Your solving style is 

*THIS* awesome!

great reaction as well, congratulations!


----------



## antoineccantin (Mar 18, 2013)

dat reaction


----------



## Bestsimple (Mar 18, 2013)

dat f2l.


----------



## Veerexx (Mar 18, 2013)

Wow that F2L was just incredible! Very nice work  It was like.. So smooth


----------



## MWilson (Mar 18, 2013)

The judge's face at PLL is great.


----------



## jayefbe (Mar 18, 2013)

*7,46 spanish NR single (fullstep)*

Absolutely beautiful. So smooth, the sound of the cube turning alone is awesome. I would love to see a reconstruction of this solve.


----------



## redbeat0222 (Mar 19, 2013)

That was very amazing man! Your look ahead and tps was insane! Very nicely done.


----------



## DarioRubik (Mar 19, 2013)

Thanks to everyone for the comments!


jayefbe said:


> Absolutely beautiful.
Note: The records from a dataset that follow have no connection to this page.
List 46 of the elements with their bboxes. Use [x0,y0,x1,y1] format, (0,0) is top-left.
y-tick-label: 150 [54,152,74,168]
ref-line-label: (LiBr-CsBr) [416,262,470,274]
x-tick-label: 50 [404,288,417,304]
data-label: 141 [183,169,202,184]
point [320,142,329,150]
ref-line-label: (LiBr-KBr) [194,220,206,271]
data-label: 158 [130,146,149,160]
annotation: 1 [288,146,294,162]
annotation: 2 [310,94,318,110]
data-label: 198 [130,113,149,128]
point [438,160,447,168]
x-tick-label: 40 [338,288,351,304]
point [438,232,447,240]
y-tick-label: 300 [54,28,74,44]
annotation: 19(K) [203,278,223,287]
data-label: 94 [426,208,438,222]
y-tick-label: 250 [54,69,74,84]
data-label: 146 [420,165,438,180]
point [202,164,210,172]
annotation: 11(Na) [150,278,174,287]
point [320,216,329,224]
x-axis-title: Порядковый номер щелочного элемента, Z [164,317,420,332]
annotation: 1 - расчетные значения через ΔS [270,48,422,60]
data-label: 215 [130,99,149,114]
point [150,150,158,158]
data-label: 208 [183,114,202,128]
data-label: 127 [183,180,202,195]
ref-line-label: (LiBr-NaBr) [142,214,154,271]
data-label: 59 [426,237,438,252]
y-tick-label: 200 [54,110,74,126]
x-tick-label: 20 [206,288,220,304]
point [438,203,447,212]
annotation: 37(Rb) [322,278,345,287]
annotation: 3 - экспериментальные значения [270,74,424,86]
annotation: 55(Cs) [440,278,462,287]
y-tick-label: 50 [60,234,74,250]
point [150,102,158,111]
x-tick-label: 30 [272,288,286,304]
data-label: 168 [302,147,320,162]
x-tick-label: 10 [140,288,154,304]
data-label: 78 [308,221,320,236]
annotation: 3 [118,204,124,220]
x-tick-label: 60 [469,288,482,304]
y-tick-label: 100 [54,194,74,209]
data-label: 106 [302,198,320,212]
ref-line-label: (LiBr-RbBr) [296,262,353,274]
So smooth, the sound of the cube turning alone is awesome. I would love to see a reconstruction of this solve.



Reconstruction:

Scramble: D R' U B2 R F' D2 L D2 F2 D' F2 L2 U2 F2 U2 F2 R2 F2

y R' D R - cruz
U2 L U2 L' U L U' L' -1st pair
U R U R' U2 R U' R' - 2nd pair
U2 L' U L U' L' U' L - 3rd pair
U2 R' U2 R U' R' U R - 4th pair
U' F U R U' R' F' - OLL
U' x R' U R' D2 R U' R' D2 R2 - PLL 

52 moves / 6.9705 TPS

The great thing here isn't the speed but the unexistance of cube rotations (unless you count the PLL one) and the non-stop F2L.


----------



## fastcubesolver (Mar 19, 2013)

Wow, insane turning speed!


----------



## Artic (Mar 20, 2013)

I love that f2l!!! It's one of the sexiest I've seen!  Do you have any walkthrough solves on your channel. I see one "ejemplos" but a few more would be great!


----------



## DarioRubik (Mar 20, 2013)

Yeah, I've got that one, but it's in spanish and it's pretty old too. I'll make a new one in english and in spanish soon. Or even one of those "silent" ones so that anyone can understand it. Tell me which way you prefer It.


----------



## cxinlee (Mar 20, 2013)

Benje00 said:


> R.I.P Headphone users. (That's me )
> 
> That F2L was really amazing, nice solve.



Nope. I'm used to loudness. Anyway, great solve! Funny thing is that the reaction is better than the WR's.


----------



## moralsh (Mar 20, 2013)

Wow, Darío, please go to worlds!


----------



## god of rubic 2 (Mar 20, 2013)

Congrats.


----------